It is no secret that Mississippi has turkeys — lots of them.
That, and its early season, is why a lot of hunters, including many from Oklahoma, Arkansas, Missouri and Kentucky, compete with resident hunters for the thrill of the call and the gobble.
Thankfully, the state has plenty of public lands that are prime gobbler habitat to provide places for all to hunt. Dyed-in-the wool artisans of calls and camo stick to the program, knowing the magnum birds that reside on Mississippi’s public hunting venues.
There are numerous options: U.S. Forest Service’s national forest system, state wildlife management areas, U.S. Army Corps of Engineers lands, national wildlife refuges, the Pearl River Valley Water Supply District — the list can go on and on.

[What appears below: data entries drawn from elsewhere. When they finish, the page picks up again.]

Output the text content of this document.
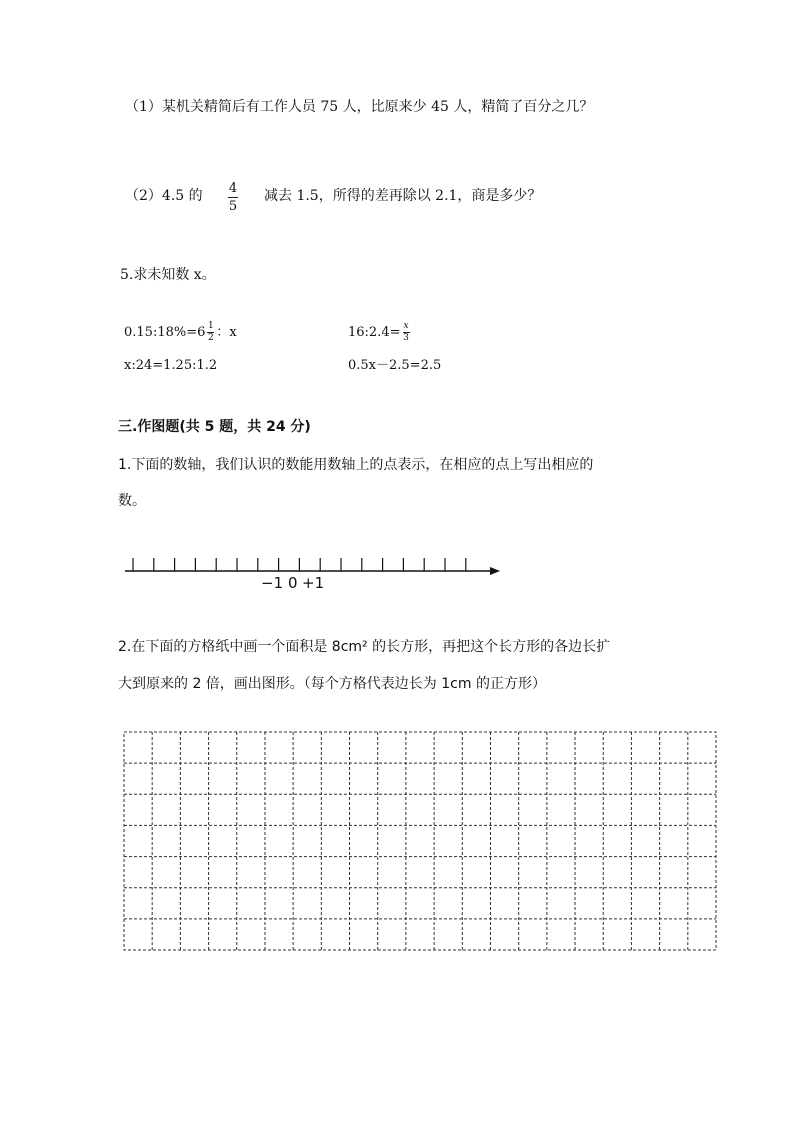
（1）某机关精简后有工作人员 75 人，比原来少 45 人，精简了百分之几？
（2）4.5 的 4
5
减去 1.5，所得的差再除以 2.1，商是多少？
5.求未知数 x。
0.15:18%=6 $\frac{1}{2}$ ：x	16:2.4= $\frac{x}{3}$
x:24=1.25:1.2	0.5x－2.5=2.5
三.作图题(共 5 题，共 24 分)
1.下面的数轴，我们认识的数能用数轴上的点表示，在相应的点上写出相应的
数。
−1 0 +1
2.在下面的方格纸中画一个面积是 8cm² 的长方形，再把这个长方形的各边长扩
大到原来的 2 倍，画出图形。（每个方格代表边长为 1cm 的正方形）
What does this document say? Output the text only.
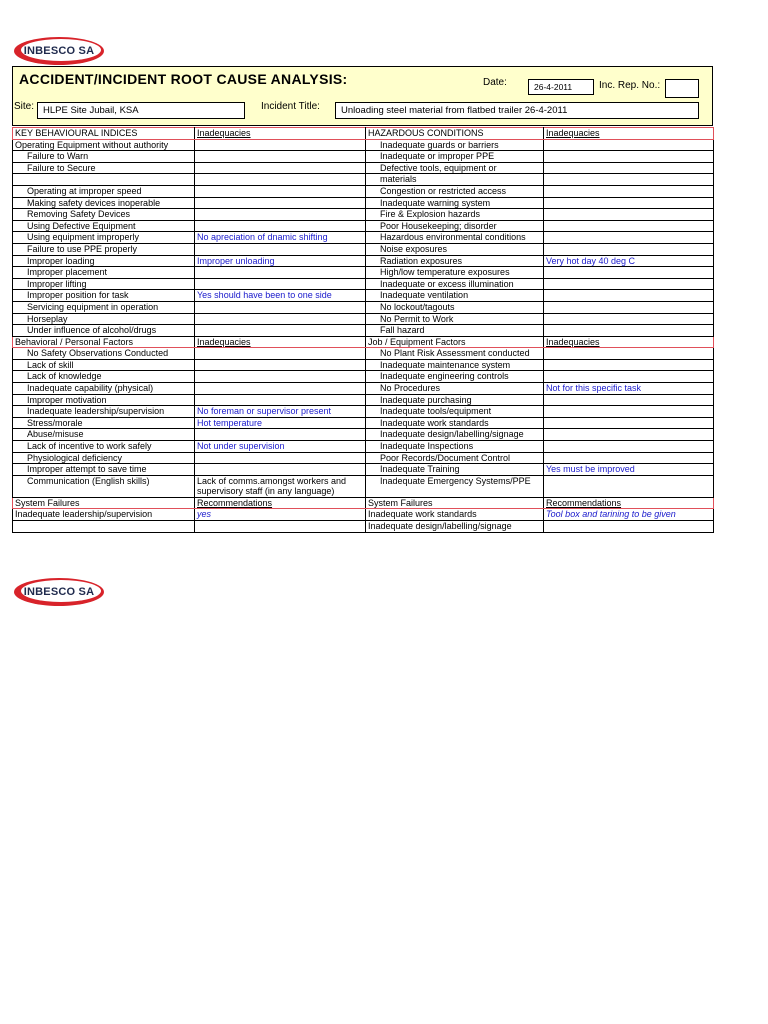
INBESCO SA
ACCIDENT/INCIDENT ROOT CAUSE ANALYSIS:	Date:	26-4-2011	Inc. Rep. No.:
Site: HLPE Site Jubail, KSA	Incident Title:	Unloading steel material from flatbed trailer 26-4-2011
KEY BEHAVIOURAL INDICES	Inadequacies	HAZARDOUS CONDITIONS	Inadequacies
Operating Equipment without authority		Inadequate guards or barriers	
Failure to Warn		Inadequate or improper PPE	
Failure to Secure		Defective tools, equipment or	
		materials	
Operating at improper speed		Congestion or restricted access	
Making safety devices inoperable		Inadequate warning system	
Removing Safety Devices		Fire & Explosion hazards	
Using Defective Equipment		Poor Housekeeping; disorder	
Using equipment improperly	No apreciation of dnamic shifting	Hazardous environmental conditions	
Failure to use PPE properly		Noise exposures	
Improper loading	Improper unloading	Radiation exposures	Very hot day 40 deg C
Improper placement		High/low temperature exposures	
Improper lifting		Inadequate or excess illumination	
Improper position for task	Yes should have been to one side	Inadequate ventilation	
Servicing equipment in operation		No lockout/tagouts	
Horseplay		No Permit to Work	
Under influence of alcohol/drugs		Fall hazard	
Behavioral / Personal Factors	Inadequacies	Job / Equipment Factors	Inadequacies
No Safety Observations Conducted		No Plant Risk Assessment conducted	
Lack of skill		Inadequate maintenance system	
Lack of knowledge		Inadequate engineering controls	
Inadequate capability (physical)		No Procedures	Not for this specific task
Improper motivation		Inadequate purchasing	
Inadequate leadership/supervision	No foreman or supervisor present	Inadequate tools/equipment	
Stress/morale	Hot temperature	Inadequate work standards	
Abuse/misuse		Inadequate design/labelling/signage	
Lack of incentive to work safely	Not under supervision	Inadequate Inspections	
Physiological deficiency		Poor Records/Document Control	
Improper attempt to save time		Inadequate Training	Yes must be improved
Communication (English skills)	Lack of comms.amongst workers and supervisory staff (in any language)	Inadequate Emergency Systems/PPE	
System Failures	Recommendations	System Failures	Recommendations
Inadequate leadership/supervision	yes	Inadequate work standards	Tool box and tarining to be given
		Inadequate design/labelling/signage	
INBESCO SA
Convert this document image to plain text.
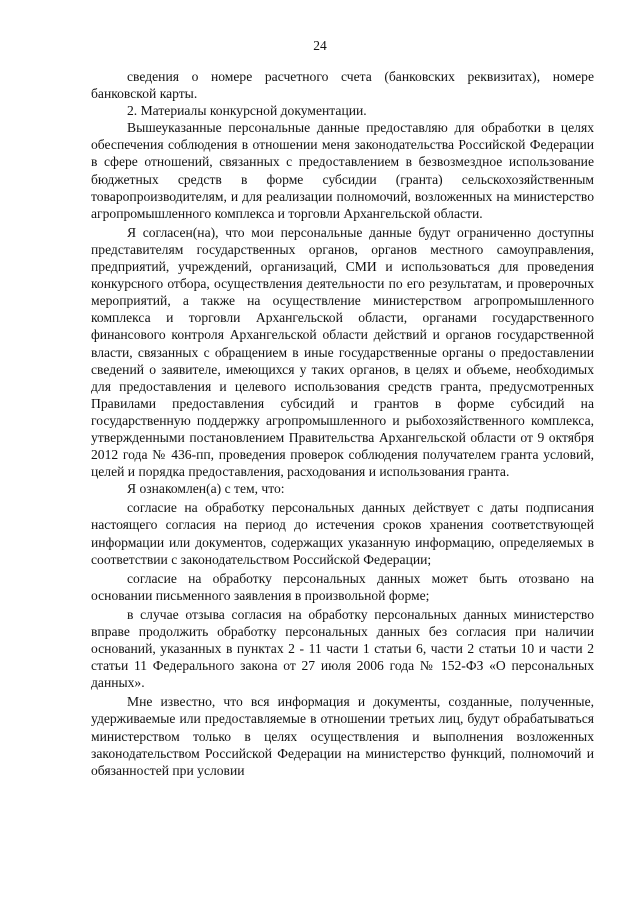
24

сведения о номере расчетного счета (банковских реквизитах), номере банковской карты.

2. Материалы конкурсной документации.

Вышеуказанные персональные данные предоставляю для обработки в целях обеспечения соблюдения в отношении меня законодательства Российской Федерации в сфере отношений, связанных с предоставлением в безвозмездное использование бюджетных средств в форме субсидии (гранта) сельскохозяйственным товаропроизводителям, и для реализации полномочий, возложенных на министерство агропромышленного комплекса и торговли Архангельской области.

Я согласен(на), что мои персональные данные будут ограниченно доступны представителям государственных органов, органов местного самоуправления, предприятий, учреждений, организаций, СМИ и использоваться для проведения конкурсного отбора, осуществления деятельности по его результатам, и проверочных мероприятий, а также на осуществление министерством агропромышленного комплекса и торговли Архангельской области, органами государственного финансового контроля Архангельской области действий и органов государственной власти, связанных с обращением в иные государственные органы о предоставлении сведений о заявителе, имеющихся у таких органов, в целях и объеме, необходимых для предоставления и целевого использования средств гранта, предусмотренных Правилами предоставления субсидий и грантов в форме субсидий на государственную поддержку агропромышленного и рыбохозяйственного комплекса, утвержденными постановлением Правительства Архангельской области от 9 октября 2012 года № 436-пп, проведения проверок соблюдения получателем гранта условий, целей и порядка предоставления, расходования и использования гранта.

Я ознакомлен(а) с тем, что:

согласие на обработку персональных данных действует с даты подписания настоящего согласия на период до истечения сроков хранения соответствующей информации или документов, содержащих указанную информацию, определяемых в соответствии с законодательством Российской Федерации;

согласие на обработку персональных данных может быть отозвано на основании письменного заявления в произвольной форме;

в случае отзыва согласия на обработку персональных данных министерство вправе продолжить обработку персональных данных без согласия при наличии оснований, указанных в пунктах 2 - 11 части 1 статьи 6, части 2 статьи 10 и части 2 статьи 11 Федерального закона от 27 июля 2006 года № 152-ФЗ «О персональных данных».

Мне известно, что вся информация и документы, созданные, полученные, удерживаемые или предоставляемые в отношении третьих лиц, будут обрабатываться министерством только в целях осуществления и выполнения возложенных законодательством Российской Федерации на министерство функций, полномочий и обязанностей при условии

Success on these lands just takes some time to scout and a willingness to learn.
The Mississippi Department of Wildlife, Fisheries and Parks has done a very good job of listing the WMAs with good populations of turkeys in their publications and online.
And a phone call to WMA managers (found in most cases at www.mdwfp.com or in the Mississippi Outdoor Digest) is recommended before hunting. They can advise of timber cutting activity, road construction or other activities hunters like to avoid, although this writer has seen strutting gobblers within a few hundred yards of a wood harvesting operation.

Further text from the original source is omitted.